Andrea Bajcsy

Andrea Bajcsy

Assistant Professor, Carnegie Mellon University Robotics Institute

Talk Title

Towards Open World Robot Safety

Abstract

Robot safety is a nuanced concept. We commonly equate safety with collision-avoidance, but in complex, real-world environments (i.e., the “open world’’) it can be much more: for example, a mobile manipulator should understand when it is not confident about a requested task, that areas roped off by caution tape should never be breached, and that objects should be gently pulled from clutter to prevent falling. However, designing robots that have such a nuanced safety understanding---and can reliably generate appropriate actions---is an outstanding challenge. In this talk, I will describe my group’s work on systematically uniting modern machine learning models (such as large vision-language models and latent world models) with classical formulations of safety in the control literature to generalize safe robot decision-making to increasingly open world interactions. Throughout the talk, I will present experimental instantiations of these ideas in domains like vision-based navigation and robotic manipulation.

Bio

Andrea Bajcsy is an Assistant Professor in the Robotics Institute at Carnegie Mellon University where she leads the Interactive and Trustworthy Robotics Lab (Intent Lab). She broadly works at the intersection of robotics, machine learning, control theory, and human-AI interaction.
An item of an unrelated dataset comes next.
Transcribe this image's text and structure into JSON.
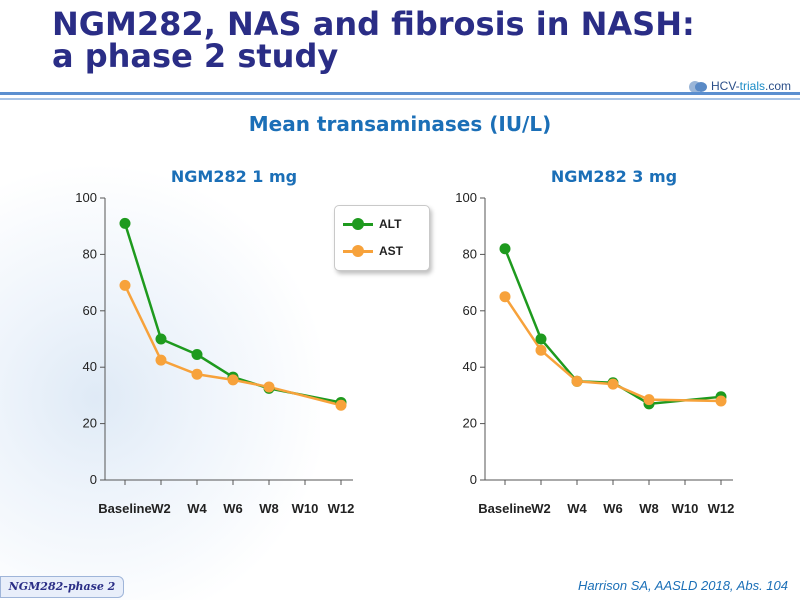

Prior to joining CMU, Andrea received her Ph.D. in Electrical Engineering & Computer Science from University of California, Berkeley in 2022. She is the recipient of the NSF CAREER Award (2025), Google Research Scholar Award (2024), Rising Stars in EECS Award (2021), Honorable Mention for the T-RO Best Paper Award (2020), NSF Graduate Research Fellowship (2016), and worked at NVIDIA Research for Autonomous Driving.


Kassem Fawaz

Kassem Fawaz

Associate Professor, University of Wisconsin–Madison Department of Electrical & Computer Engineering

Talk Title

Exploring LLMs for Privacy-Aware Social Companion Robots

Abstract

Social robots are embodied agents that engage with people following human norms of communication. They listen and speak with people, interact using non-verbal cues, and share the physical environment with them. Without privacy awareness, social robots cannot meet user expectations regarding how they collect, process, and share information in their operating environment. For example, a social robot can share information from group interactions with other family members, occupants, or visitors of the home. In three parts, this talk discusses our current work at establishing design principles for privacy-aware social robots. The first part describes our analysis of family preferences when sharing access to autonomous agents, such as ChatGPT. The second part discusses our efforts to understand whether recent advances in large language models (LLMs) can enhance privacy awareness in robots. The third part discusses our ongoing work on co-designing approaches to signal and express privacy awareness to social robots.

Bio

Kassem Fawaz is the Grainger Institute of Engineering Associate Professor in the Electrical and Computer Engineering department at the University of Wisconsin–Madison, where he serves as the inaugural associate chair for research. He earned his Ph.D. in Computer Science and Engineering from the University of Michigan. His research interests include the security and privacy of user interactions with AI-powered systems. He was awarded the Caspar Bowden Award for Outstanding Research in Privacy Enhancing Technologies in 2019. He also received the National Science Foundation CAREER award in 2020, the Google Android Security and PrIvacy REsearch (ASPIRE) award in 2021, the Facebook Research Award in 2021, the Chancellor Teaching award in 2022, and the Vilas Associates Award in 2024. His research has been funded by the National Science Foundation, the Federal Highway Administration, and the Defense Advanced Research Projects. His work on privacy has been featured in several media outlets, such as the BBC, Wired, the Wall Street Journal, the New Scientist, and ComputerWorld.


Philip Koopman

Philip Koopman

Associate Professor, Carnegie Mellon University Department of Electrical and Computer Engineering

Talk Title

Autonomous Vehicle Safety

Abstract

This talk will give an overview of autonomous vehicle safety, including: getting past the safety rhetoric, safety engineering in a nutshell, why machine learning breaks safety engineering, core ML-related problems for life-critical system safety, the approach of the ANSI/UL 4600 standard for autonomous system safety evaluation, and considerations beyond technical safety metrics.

Bio

Philip Koopman of Carnegie Mellon University is an internationally recognized expert on Autonomous Vehicle (AV) safety whose work in that area spans almost 30 years. He is has also worked extensively in more general embedded system design, software quality, and safety across numerous transportation, industrial, and defense application domains including conventional automotive software and hardware systems. He originated the UL 4600 autonomous vehicle safety standard, and received the Industry Legend award at the 2024 the Self-Driving Industry Awards.